Si le texte un brin désinvolte de Barbéri déçoit, que dire de celui de Xavier Noÿ
« Chronique de la chute des mouches », qui se résume à une longue lettre mal écrite parlant de puces volantes ? On oublie très vite ce pensum sur la mercatique plus lourd que l'air.
Pour ce qui est du « Dossier
cyberpunk », le seul article présent, signé Sébastien Cevey traite des réalités virtuelles. Il s'agit d'un papier intéressant sans être transcendant qui regorge de titres et passages non traduits, mélange allégrement cinéma et littérature (y compris dans la bibliographie !). On sent que cet article publié pour la première fois en 2004 aurait dû être réécrit dans la perspective d'une publication en revue de SF. Ça n'a pas été fait (ou alors mal). Quand à l'interview de William Gibson... du haut de ses trois pages, elle ressemble à un reportage grolandais transcrit en sous-français (probablement le poisson d'avril 2006 publié avec retard, ou le millésime 2007 publié en avance). Restent les trois nouvelles
cyberpunk, qui sont pour le moins oubliables sans être scandaleuses, celle de Helmuth W. Mommers parle de sexe et d'amour, sans jamais surprendre ; celle de Johan Heliot, parle d'amour et de pouvoir, sans grande pertinence, avec un style minimum syndical assez pénible ; quant à la dernière, celle du chilien Pablo Castro Hermosilla, c'est la plus intrigante du lot, mais elle se réduit au final à une bouillie immobile de jeux vidéos et de paranoïa politique qui ne convaincra pas grand monde.
Un « Dossier
cyberpunk » sans historique de ce sous-genre, sans nouvelle anglo-saxonne de
Greg Egan,
Charles Stross,
Cory Doctorow ou
Vernor Vinge (
« The Cookie monster » aurait été parfait au sommaire ; on a quand même du mal à croire qu'aucun membre de l'équipe de
Galaxies n'ait lu ce
prix Hugo...), sans intervention des trois auteurs francophones les plus cyber, à savoir
Laurent Genefort,
Jean-Marc Ligny et
Claude Ecken, c'est tout simplement ridicule (surtout quand on compare ce prétendu dossier à ce qu'ont pondu les amateurs du site <
cafardcosmique.com> sur le même sujet, amateurs qui naviguent bien loin des prétentions de la « revue de référence »).
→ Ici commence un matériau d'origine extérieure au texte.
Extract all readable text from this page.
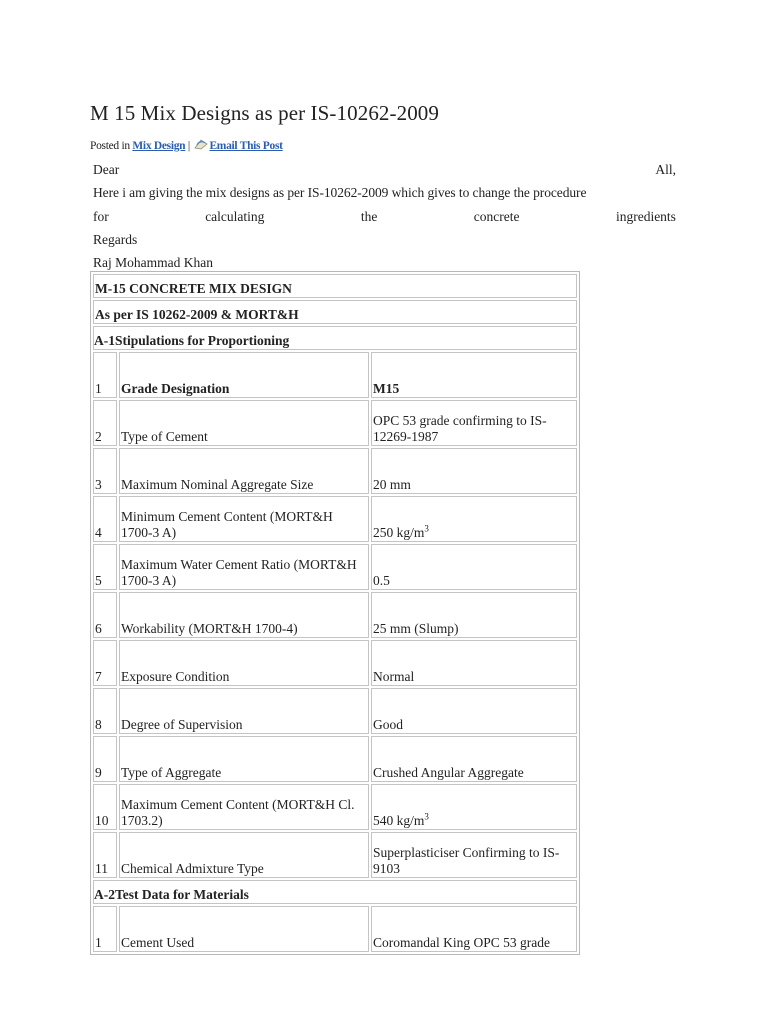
M 15 Mix Designs as per IS-10262-2009
Posted in Mix Design | Email This Post
Dear	All,
Here i am giving the mix designs as per IS-10262-2009 which gives to change the procedure
for	calculating	the	concrete	ingredients
Regards
Raj Mohammad Khan
M-15 CONCRETE MIX DESIGN		
As per IS 10262-2009 & MORT&H		
A-1Stipulations for Proportioning		
1	Grade Designation	M15
2	Type of Cement	OPC 53 grade confirming to IS-12269-1987
3	Maximum Nominal Aggregate Size	20 mm
4	Minimum Cement Content (MORT&H 1700-3 A)	250 $kg/m^3$
5	Maximum Water Cement Ratio (MORT&H 1700-3 A)	0.5
6	Workability (MORT&H 1700-4)	25 mm (Slump)
7	Exposure Condition	Normal
8	Degree of Supervision	Good
9	Type of Aggregate	Crushed Angular Aggregate
10	Maximum Cement Content (MORT&H Cl. 1703.2)	540 $kg/m^3$
11	Chemical Admixture Type	Superplasticiser Confirming to IS-9103
A-2Test Data for Materials		
1	Cement Used	Coromandal King OPC 53 grade
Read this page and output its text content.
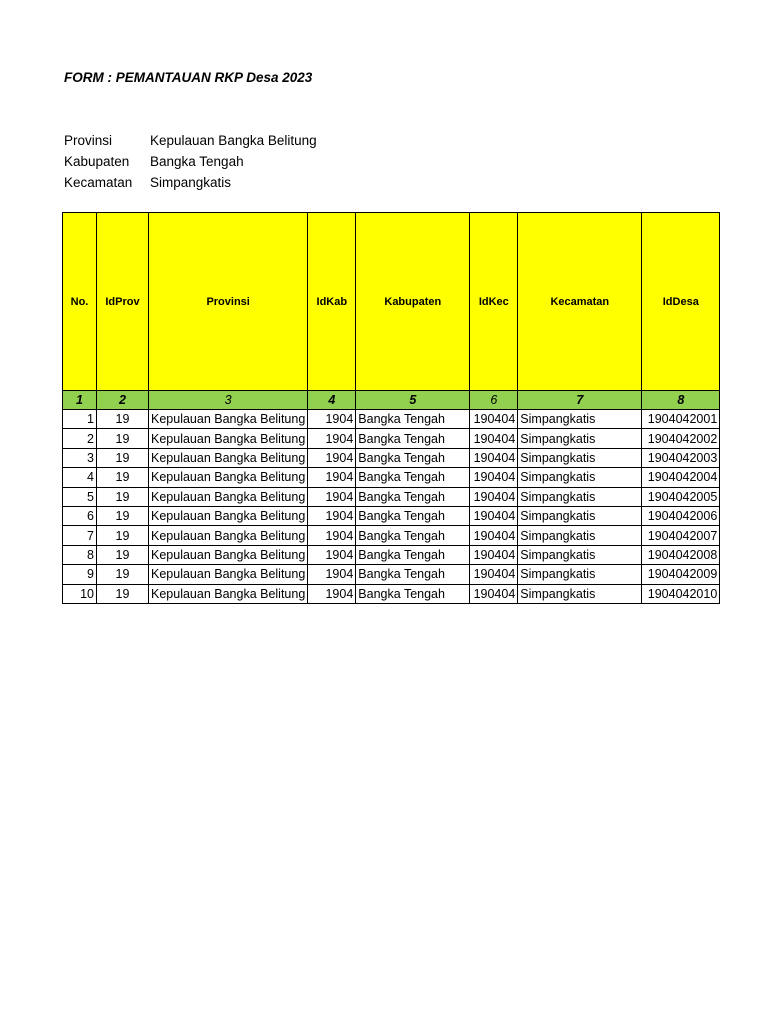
FORM : PEMANTAUAN RKP Desa 2023
Provinsi	Kepulauan Bangka Belitung
Kabupaten	Bangka Tengah
Kecamatan	Simpangkatis
No.	IdProv	Provinsi	IdKab	Kabupaten	IdKec	Kecamatan	IdDesa
1	2	3	4	5	6	7	8
1	19	Kepulauan Bangka Belitung	1904	Bangka Tengah	190404	Simpangkatis	1904042001
2	19	Kepulauan Bangka Belitung	1904	Bangka Tengah	190404	Simpangkatis	1904042002
3	19	Kepulauan Bangka Belitung	1904	Bangka Tengah	190404	Simpangkatis	1904042003
4	19	Kepulauan Bangka Belitung	1904	Bangka Tengah	190404	Simpangkatis	1904042004
5	19	Kepulauan Bangka Belitung	1904	Bangka Tengah	190404	Simpangkatis	1904042005
6	19	Kepulauan Bangka Belitung	1904	Bangka Tengah	190404	Simpangkatis	1904042006
7	19	Kepulauan Bangka Belitung	1904	Bangka Tengah	190404	Simpangkatis	1904042007
8	19	Kepulauan Bangka Belitung	1904	Bangka Tengah	190404	Simpangkatis	1904042008
9	19	Kepulauan Bangka Belitung	1904	Bangka Tengah	190404	Simpangkatis	1904042009
10	19	Kepulauan Bangka Belitung	1904	Bangka Tengah	190404	Simpangkatis	1904042010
Au final, avec son dossier bidon de chez bidon (gravé sur crotte ?), sa partie critique fort longue mais qui ne sert à rien, aucun texte exceptionnel (ce qui est exceptionnel chez
Galaxies, reconnaissons-le), ce numéro 40 est le plus mauvais publié depuis que la revue existe... Quant à l'annonce par Stéphanie Nicot d'un numéro 42 réservé aux abonnés... cela ressemble à la chronique d'une mort annoncée, mais bon, c'est sans doute ma méchanceté naturelle qui s'exprime.